The response in comment #29 was a clarification after we asked specifically about the audio samples contained in the SoundFont. I think the SoundFont was created in 2004 or earlier so it wouldn't be version 3. Maybe Tim can clarify.

Thanks; it would be helpful if he could clarify. I think we can safely say it's not version 1, so the options to my mind are "v2 only" and "v2 or later". (I find this sort of thing particularly pedantic, especially when the likelihood of a derivative work seems so small, so I'm sorry if it's inconvenient, but it is important to ensure that our software is safely distributable.)

Hi Toby,

I feel stupid I missed the fact that derived work from GPL licensed work, can only be GPL as well.
I'm contacting Tim again to hunt down the GPL version number. Stay tuned.

Status (old) fixed active

This bug is still active and is "preventing" me to release a prerelease. Meaning I would prefer including this bug fix in the prerelease instead of making one just before and one just after.
Can I go ahead and do the necessary changes in the code and include a GPLv2 notice? or the license issue remains?

@newsome yes, it includes drumkit and the other GM instruments.

Tim came back to me and agreed to release his soundfont under GPLv2 knowing it was derived from other GPLv2 soundfonts.

aah, dang it, if only the issue would have been spotted earlier..... could the latest prerelease be replaced with this? :))
Also, I don't know if I should start a new task or feature request thread, but there is an option in MuseScore that I throughly believe needs reconsidering.
As program startup options, MuseScore has amongst other things, the start with new score choice. Shouldn't this feature provide the UI with the panel for starting a new score with title composer and all of that jazz?
I mean, having an empty score that is white looks weird when this choice is made. I have never seen any software has this as a startup feature when it claims to start with a new score/document.
And even worse, the new score seems to be grey in the latest prerelease. Create new score panel should be attached to the appropriate startup feature.

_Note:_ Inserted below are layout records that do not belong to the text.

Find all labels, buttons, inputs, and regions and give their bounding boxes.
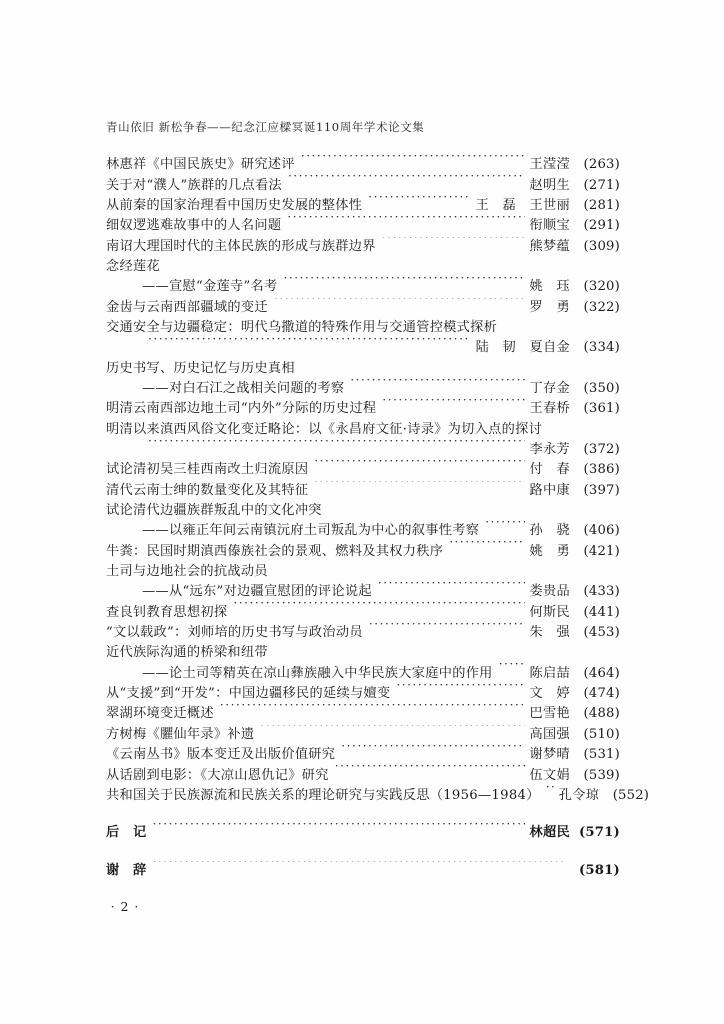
toc-line xyxy=(106,602,620,622)
toc-entry[interactable] xyxy=(106,623,620,643)
toc-title: 试论清初吴三桂西南改土归流原因 xyxy=(106,462,309,478)
toc-entry[interactable] xyxy=(106,399,620,419)
toc-line xyxy=(106,562,620,582)
toc-line xyxy=(106,663,620,683)
toc-title: 谢 辞 xyxy=(106,862,147,878)
leader-dots xyxy=(485,521,524,534)
toc-entry[interactable] xyxy=(106,786,650,806)
toc-title: 《云南丛书》版本变迁及出版价值研究 xyxy=(106,747,336,763)
toc-subtitle: ——论土司等精英在凉山彝族融入中华民族大家庭中的作用 xyxy=(142,665,493,681)
toc-title: 查良钊教育思想初探 xyxy=(106,604,228,620)
toc-author: 赵明生 xyxy=(529,177,570,193)
toc-title: 明清云南西部边地土司“内外”分际的历史过程 xyxy=(106,401,377,417)
toc-title: 试论清代边疆族群叛乱中的文化冲突 xyxy=(106,502,322,518)
toc-entry[interactable] xyxy=(106,501,620,542)
toc-line xyxy=(106,277,620,297)
toc-title: 明清以来滇西风俗文化变迁略论：以《永昌府文征·诗录》为切入点的探讨 xyxy=(106,421,543,437)
toc-subtitle: ——从“远东”对边疆宣慰团的评论说起 xyxy=(142,584,372,600)
toc-author: 姚 勇 xyxy=(529,543,570,559)
toc-entry[interactable] xyxy=(106,420,620,461)
toc-title: 清代云南士绅的数量变化及其特征 xyxy=(106,482,309,498)
toc-author: 姚 珏 xyxy=(529,279,570,295)
leader-dots xyxy=(288,175,525,188)
leader-dots xyxy=(274,298,525,311)
toc-author: 王春桥 xyxy=(529,401,570,417)
leader-dots xyxy=(546,786,554,799)
toc-entry-backmatter[interactable] xyxy=(106,861,620,881)
toc-page-number: (531) xyxy=(583,747,620,763)
toc-page-number: (263) xyxy=(583,157,620,173)
toc-page-number: (291) xyxy=(583,218,620,234)
toc-entry[interactable] xyxy=(106,175,620,195)
leader-dots xyxy=(350,379,524,392)
leader-dots xyxy=(148,440,525,453)
toc-title: 土司与边地社会的抗战动员 xyxy=(106,563,268,579)
toc-author: 朱 强 xyxy=(529,625,570,641)
toc-title: 细奴逻逃难故事中的人名问题 xyxy=(106,218,282,234)
toc-title: 念经莲花 xyxy=(106,258,160,274)
leader-dots xyxy=(499,663,525,676)
leader-dots xyxy=(301,155,525,168)
leader-dots xyxy=(314,481,524,494)
toc-line xyxy=(106,745,620,765)
toc-title: 近代族际沟通的桥梁和纽带 xyxy=(106,645,268,661)
toc-entry[interactable] xyxy=(106,298,620,318)
toc-title: 后 记 xyxy=(106,825,147,841)
toc-author: 孔令琼 xyxy=(558,787,600,803)
toc-line xyxy=(106,521,620,541)
leader-dots xyxy=(382,237,525,250)
toc-entry[interactable] xyxy=(106,216,620,236)
toc-line xyxy=(106,440,620,460)
toc-page-number: (320) xyxy=(583,279,620,295)
toc-line xyxy=(106,237,620,257)
toc-author: 李永芳 xyxy=(529,441,570,457)
toc-title: 共和国关于民族源流和民族关系的理论研究与实践反思（1956—1984） xyxy=(106,787,540,803)
toc-title: “文以载政”：刘师培的历史书写与政治动员 xyxy=(106,625,363,641)
toc-author: 高国强 xyxy=(529,726,570,742)
toc-line xyxy=(106,399,620,419)
toc-entry[interactable] xyxy=(106,684,620,704)
leader-dots xyxy=(260,725,524,738)
toc-entry[interactable] xyxy=(106,155,620,175)
toc-title: 从前秦的国家治理看中国历史发展的整体性 xyxy=(106,197,363,213)
toc-author: 林超民 xyxy=(529,825,570,841)
leader-dots xyxy=(152,823,524,836)
toc-line xyxy=(106,823,620,843)
leader-dots xyxy=(283,277,524,290)
toc-author: 伍文娟 xyxy=(529,767,570,783)
toc-line xyxy=(106,623,620,643)
toc-page-number: (361) xyxy=(583,401,620,417)
toc-line xyxy=(106,541,620,561)
leader-dots xyxy=(335,765,525,778)
toc-line xyxy=(106,155,620,175)
toc-line xyxy=(106,684,620,704)
toc-author: 何斯民 xyxy=(529,604,570,620)
leader-dots xyxy=(369,623,525,636)
leader-dots xyxy=(314,460,524,473)
toc-line xyxy=(106,501,620,521)
toc-author: 王 磊 王世丽 xyxy=(475,197,570,213)
leader-dots xyxy=(396,684,524,697)
toc-entry[interactable] xyxy=(106,725,620,745)
toc-page-number: (406) xyxy=(583,523,620,539)
toc-title: 林惠祥《中国民族史》研究述评 xyxy=(106,157,295,173)
toc-line xyxy=(106,704,620,724)
section-spacer xyxy=(106,844,620,861)
toc-line xyxy=(106,379,620,399)
toc-subtitle: ——宣慰“金莲寺”名考 xyxy=(142,279,278,295)
toc-line xyxy=(106,786,650,806)
toc-page-number: (433) xyxy=(583,584,620,600)
toc-line xyxy=(106,298,620,318)
toc-entry[interactable] xyxy=(106,460,620,480)
toc-page-number: (350) xyxy=(583,380,620,396)
toc-author: 熊梦蕴 xyxy=(529,238,570,254)
toc-line xyxy=(106,460,620,480)
toc-subtitle: ——以雍正年间云南镇沅府土司叛乱为中心的叙事性考察 xyxy=(142,523,480,539)
toc-author: 陆 韧 夏自金 xyxy=(475,340,570,356)
leader-dots xyxy=(368,196,470,209)
toc-author: 付 春 xyxy=(529,462,570,478)
toc-page-number: (281) xyxy=(583,197,620,213)
toc-page-number: (453) xyxy=(583,625,620,641)
leader-dots xyxy=(148,338,471,351)
toc-page-number: (539) xyxy=(583,767,620,783)
toc-page-number: (464) xyxy=(583,665,620,681)
toc-author: 路中康 xyxy=(529,482,570,498)
toc-entry[interactable] xyxy=(106,237,620,257)
toc-page-number: (421) xyxy=(583,543,620,559)
toc-page-number: (334) xyxy=(583,340,620,356)
toc-entry[interactable] xyxy=(106,257,620,298)
toc-page-number: (397) xyxy=(583,482,620,498)
leader-dots xyxy=(382,399,524,412)
toc-title: 金齿与云南西部疆域的变迁 xyxy=(106,299,268,315)
leader-dots xyxy=(220,704,525,717)
leader-dots xyxy=(378,582,525,595)
toc-line xyxy=(106,643,620,663)
toc-title: 从话剧到电影：《大凉山恩仇记》研究 xyxy=(106,767,329,783)
toc-author: 王滢滢 xyxy=(529,157,570,173)
toc-author: 罗 勇 xyxy=(529,299,570,315)
toc-line xyxy=(106,175,620,195)
leader-dots xyxy=(287,216,524,229)
toc-line xyxy=(106,420,620,440)
toc-page-number: (510) xyxy=(583,726,620,742)
leader-dots xyxy=(233,602,524,615)
toc-page-number: (552) xyxy=(612,787,650,803)
toc-title: 关于对“濮人”族群的几点看法 xyxy=(106,177,282,193)
toc-entry[interactable] xyxy=(106,745,620,765)
leader-dots xyxy=(449,541,524,554)
page-folio: · 2 · xyxy=(110,899,140,914)
toc-entry-backmatter[interactable] xyxy=(106,823,620,843)
toc-author: 衔顺宝 xyxy=(529,218,570,234)
toc-author: 陈启喆 xyxy=(529,665,570,681)
toc-title: 翠湖环境变迁概述 xyxy=(106,706,214,722)
toc-line xyxy=(106,216,620,236)
toc-line xyxy=(106,725,620,745)
toc-entry[interactable] xyxy=(106,481,620,501)
toc-line xyxy=(106,318,620,338)
toc-title: 从“支援”到“开发”：中国边疆移民的延续与嬗变 xyxy=(106,686,391,702)
toc-entry[interactable] xyxy=(106,359,620,400)
toc-entry[interactable] xyxy=(106,541,620,561)
toc-page-number: (581) xyxy=(578,862,620,878)
toc-line xyxy=(106,861,620,881)
toc-page-number: (571) xyxy=(578,825,620,841)
toc-line xyxy=(106,196,620,216)
toc-page-number: (386) xyxy=(583,462,620,478)
toc-author: 谢梦晴 xyxy=(529,747,570,763)
toc-author: 巴雪艳 xyxy=(529,706,570,722)
leader-dots xyxy=(341,745,524,758)
toc-page-number: (271) xyxy=(583,177,620,193)
toc-line xyxy=(106,765,620,785)
toc-line xyxy=(106,338,620,358)
running-head: 青山依旧 新松争春——纪念江应樑冥诞110周年学术论文集 xyxy=(106,120,425,134)
section-spacer xyxy=(106,806,620,823)
toc-title: 牛粪：民国时期滇西傣族社会的景观、燃料及其权力秩序 xyxy=(106,543,444,559)
toc-author: 丁存金 xyxy=(529,380,570,396)
toc-line xyxy=(106,359,620,379)
toc-title: 方树梅《臞仙年录》补遗 xyxy=(106,726,255,742)
toc-entry[interactable] xyxy=(106,643,620,684)
toc-line xyxy=(106,257,620,277)
toc-entry[interactable] xyxy=(106,562,620,603)
toc-line xyxy=(106,582,620,602)
toc-page-number: (372) xyxy=(583,441,620,457)
toc-title: 交通安全与边疆稳定：明代乌撒道的特殊作用与交通管控模式探析 xyxy=(106,319,498,335)
toc-page-number: (441) xyxy=(583,604,620,620)
toc-page-number: (474) xyxy=(583,686,620,702)
table-of-contents xyxy=(106,155,650,881)
toc-author: 娄贵品 xyxy=(529,584,570,600)
toc-author: 孙 骁 xyxy=(529,523,570,539)
toc-entry[interactable] xyxy=(106,318,620,359)
toc-entry[interactable] xyxy=(106,765,620,785)
toc-author: 文 婷 xyxy=(529,686,570,702)
toc-title: 南诏大理国时代的主体民族的形成与族群边界 xyxy=(106,238,376,254)
toc-line xyxy=(106,481,620,501)
toc-subtitle: ——对白石江之战相关问题的考察 xyxy=(142,380,345,396)
toc-entry[interactable] xyxy=(106,196,620,216)
leader-dots xyxy=(152,861,565,874)
toc-entry[interactable] xyxy=(106,602,620,622)
toc-page-number: (309) xyxy=(583,238,620,254)
toc-page-number: (488) xyxy=(583,706,620,722)
toc-entry[interactable] xyxy=(106,704,620,724)
toc-page-number: (322) xyxy=(583,299,620,315)
toc-title: 历史书写、历史记忆与历史真相 xyxy=(106,360,295,376)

Thanks everyone for the hard work and public benefit you have brought to the whole world!!!!!

The soundFont is included in the prerelease. It just isn't set in the preferences. You can set it yourself. Go to Display > Synthesizer and replace :/data/piano1.sf2 with C:/Program Files/MuseScore 0.9/sound/TimGM6mb.sf2 (or where ever you installed MuseScore).

With regards to new topics it is better to start a new thread. Especially on the issue tracker which is very task oriented.

Status (old) active fixed

@seseberg open a new issue for your request.

The soundfont is in and working. Thanks a lot at lasconic, david & werner!


y has podido lograr en musescore que los sonidos suenen con el ataque natural y no como si todo fuera una especie de cuerda, con ataque lento?